Kiel 376.quadratisch

Der Landtag wolle beschließen:

Der Landtag Schleswig-Holstein stellt fest, dass mit der Einführung des §20a Gesetz
zur Verhütung und Bekämpfung von Infektionskrankheiten beim Menschen
(Infektionsschutzgesetz – IfSG) in bestimmten Einrichtungen und Unternehmen des
Gesundheitswesens tätige Personen seit dem 15. März 2022 geimpft oder genesen
sein müssen oder ein ärztliches Zeugnis über das Bestehen einer Kontraindikation
besitzen und nachweisen müssen. Ab dem 16. März 2022 neu eingestellte
Beschäftigte dürfen ohne den entsprechenden Nachweis nicht mehr tätig werden.
Wird ein entsprechender Nachweis dem Arbeitgeber oder der nach Landesrecht
zuständigen Behörde nicht vorgelegt, kann das zuständige Gesundheitsamt ein
Betretungs- bzw. Beschäftigungsverbot aussprechen.
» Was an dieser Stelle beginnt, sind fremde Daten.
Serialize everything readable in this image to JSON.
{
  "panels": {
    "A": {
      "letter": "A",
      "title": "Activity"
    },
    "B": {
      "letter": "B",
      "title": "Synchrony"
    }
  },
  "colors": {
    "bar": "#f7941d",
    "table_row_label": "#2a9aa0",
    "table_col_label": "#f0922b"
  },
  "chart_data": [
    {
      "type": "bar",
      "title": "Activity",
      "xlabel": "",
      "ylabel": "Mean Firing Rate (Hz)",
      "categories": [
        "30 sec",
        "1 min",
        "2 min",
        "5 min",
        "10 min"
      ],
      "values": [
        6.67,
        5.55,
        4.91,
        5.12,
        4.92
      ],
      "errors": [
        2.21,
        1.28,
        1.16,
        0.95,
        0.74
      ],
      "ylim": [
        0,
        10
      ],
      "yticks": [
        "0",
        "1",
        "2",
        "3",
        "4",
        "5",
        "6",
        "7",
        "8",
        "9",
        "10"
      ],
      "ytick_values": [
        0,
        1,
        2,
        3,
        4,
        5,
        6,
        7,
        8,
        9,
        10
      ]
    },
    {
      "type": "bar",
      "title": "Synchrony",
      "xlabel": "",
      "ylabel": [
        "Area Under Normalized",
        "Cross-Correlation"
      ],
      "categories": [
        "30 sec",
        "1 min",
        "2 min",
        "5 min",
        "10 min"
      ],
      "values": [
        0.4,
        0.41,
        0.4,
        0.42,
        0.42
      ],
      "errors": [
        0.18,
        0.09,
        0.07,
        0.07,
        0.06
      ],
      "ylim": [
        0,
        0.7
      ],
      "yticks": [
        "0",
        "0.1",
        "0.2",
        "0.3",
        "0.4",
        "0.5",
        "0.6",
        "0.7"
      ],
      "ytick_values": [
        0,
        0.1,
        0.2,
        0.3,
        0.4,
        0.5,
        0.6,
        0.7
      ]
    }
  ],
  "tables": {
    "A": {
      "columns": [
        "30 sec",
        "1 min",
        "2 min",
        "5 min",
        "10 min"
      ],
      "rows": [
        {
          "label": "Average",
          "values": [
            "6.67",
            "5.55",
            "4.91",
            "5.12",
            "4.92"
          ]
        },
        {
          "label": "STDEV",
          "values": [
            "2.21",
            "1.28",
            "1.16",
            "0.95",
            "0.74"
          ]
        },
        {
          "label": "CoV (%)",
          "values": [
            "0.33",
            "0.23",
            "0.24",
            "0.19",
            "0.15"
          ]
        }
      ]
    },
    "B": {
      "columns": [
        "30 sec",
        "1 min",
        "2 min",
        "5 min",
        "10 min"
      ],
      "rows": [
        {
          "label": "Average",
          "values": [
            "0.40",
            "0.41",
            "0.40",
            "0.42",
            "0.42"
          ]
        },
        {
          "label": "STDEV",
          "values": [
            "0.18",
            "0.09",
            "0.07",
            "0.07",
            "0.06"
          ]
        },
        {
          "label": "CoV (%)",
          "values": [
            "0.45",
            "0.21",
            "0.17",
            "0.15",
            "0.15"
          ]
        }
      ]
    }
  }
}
Weiterhin stellt der Landtag Schleswig-Holstein fest, dass nach den Angaben des
Robert-Koch-Instituts im Klinikbereich 94 % der Ärzteschaft, 90 % des
Pflegepersonals und 94 % des Intensivpersonals vollständig geimpft sind.
Für
Schleswig-Holstein werden durch des Gesundheitsministerium in den medizinischen
und Pflegeeinrichtungen Impfquoten von 95 bis 97 Prozent angenommen.